Design News hasn’t been able to verify the scientific truthfulness of the video. Used in this format, is the battery chemistry really this volatile? Tell us what you think in the comments section below.
(This video originally appeared on YouTube and was sent to Design News by Eric Doster, market development manager, Dozuki, a division of iFixit, who used it during his presentation on the Center Stage, during MD&M Midwest.)
Chuck, that was amazing. One hit and the thing went up in flames.
Obviously most batteries for PCs are not the flat pack variety, so they may not react the same way. I wonder if the battery has to be fully charged to burst into flames. I have some old cell phone batteries, one of which started to bulge (so it was replaced). We recycle batteries here, so I would not keep them around. Good thing, it seems.
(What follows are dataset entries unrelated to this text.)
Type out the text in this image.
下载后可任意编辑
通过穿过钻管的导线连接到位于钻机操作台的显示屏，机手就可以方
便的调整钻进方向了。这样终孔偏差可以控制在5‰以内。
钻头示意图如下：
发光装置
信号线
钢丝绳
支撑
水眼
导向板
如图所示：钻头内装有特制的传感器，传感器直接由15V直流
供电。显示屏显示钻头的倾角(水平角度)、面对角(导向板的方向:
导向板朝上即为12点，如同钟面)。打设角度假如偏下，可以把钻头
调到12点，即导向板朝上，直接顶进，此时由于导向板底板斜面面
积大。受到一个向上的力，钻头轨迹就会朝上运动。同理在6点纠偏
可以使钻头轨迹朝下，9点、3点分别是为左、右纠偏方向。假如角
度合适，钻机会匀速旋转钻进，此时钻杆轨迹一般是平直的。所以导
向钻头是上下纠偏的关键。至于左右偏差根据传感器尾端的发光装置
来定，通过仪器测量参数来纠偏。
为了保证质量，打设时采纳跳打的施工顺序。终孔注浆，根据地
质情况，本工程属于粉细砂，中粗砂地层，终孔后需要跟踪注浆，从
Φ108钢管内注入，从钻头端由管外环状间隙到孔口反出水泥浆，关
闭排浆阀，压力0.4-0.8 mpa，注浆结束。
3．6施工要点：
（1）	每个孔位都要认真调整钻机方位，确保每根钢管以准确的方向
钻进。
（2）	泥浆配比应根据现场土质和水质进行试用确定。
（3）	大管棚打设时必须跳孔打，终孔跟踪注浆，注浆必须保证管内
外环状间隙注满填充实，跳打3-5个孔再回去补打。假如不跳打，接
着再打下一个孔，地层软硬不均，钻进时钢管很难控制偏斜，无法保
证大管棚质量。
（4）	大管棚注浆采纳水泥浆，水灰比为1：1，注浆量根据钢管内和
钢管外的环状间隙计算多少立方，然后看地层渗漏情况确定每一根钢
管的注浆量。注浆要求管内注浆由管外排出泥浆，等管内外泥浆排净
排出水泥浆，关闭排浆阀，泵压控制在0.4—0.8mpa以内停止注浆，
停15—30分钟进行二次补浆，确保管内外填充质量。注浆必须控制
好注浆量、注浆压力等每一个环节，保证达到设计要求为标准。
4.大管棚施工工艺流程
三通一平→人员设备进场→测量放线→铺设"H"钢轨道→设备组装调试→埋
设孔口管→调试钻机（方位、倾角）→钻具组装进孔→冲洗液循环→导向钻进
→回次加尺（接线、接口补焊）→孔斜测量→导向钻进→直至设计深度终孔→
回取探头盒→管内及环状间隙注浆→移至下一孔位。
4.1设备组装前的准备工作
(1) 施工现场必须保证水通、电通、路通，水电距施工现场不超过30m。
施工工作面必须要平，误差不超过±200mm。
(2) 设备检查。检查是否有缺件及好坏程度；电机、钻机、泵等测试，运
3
Then again that much gasoline, liquid propane or hydrogen would make a good flame too. I've also seen videos of people shooting cells with a rifle and shorting the leads without any problems. Much like Edison's campaign against AC, it's a matter of what you want to demonstrate.
I've said it before and I'll say it again; I had a lithium battery blow up in my face. The chemistry goes from docile to explosive without the slightest hint of danger, so you really need to exercise great care around lithiums.
In this video the hammer blow probably caused an internal short in the bag style cell.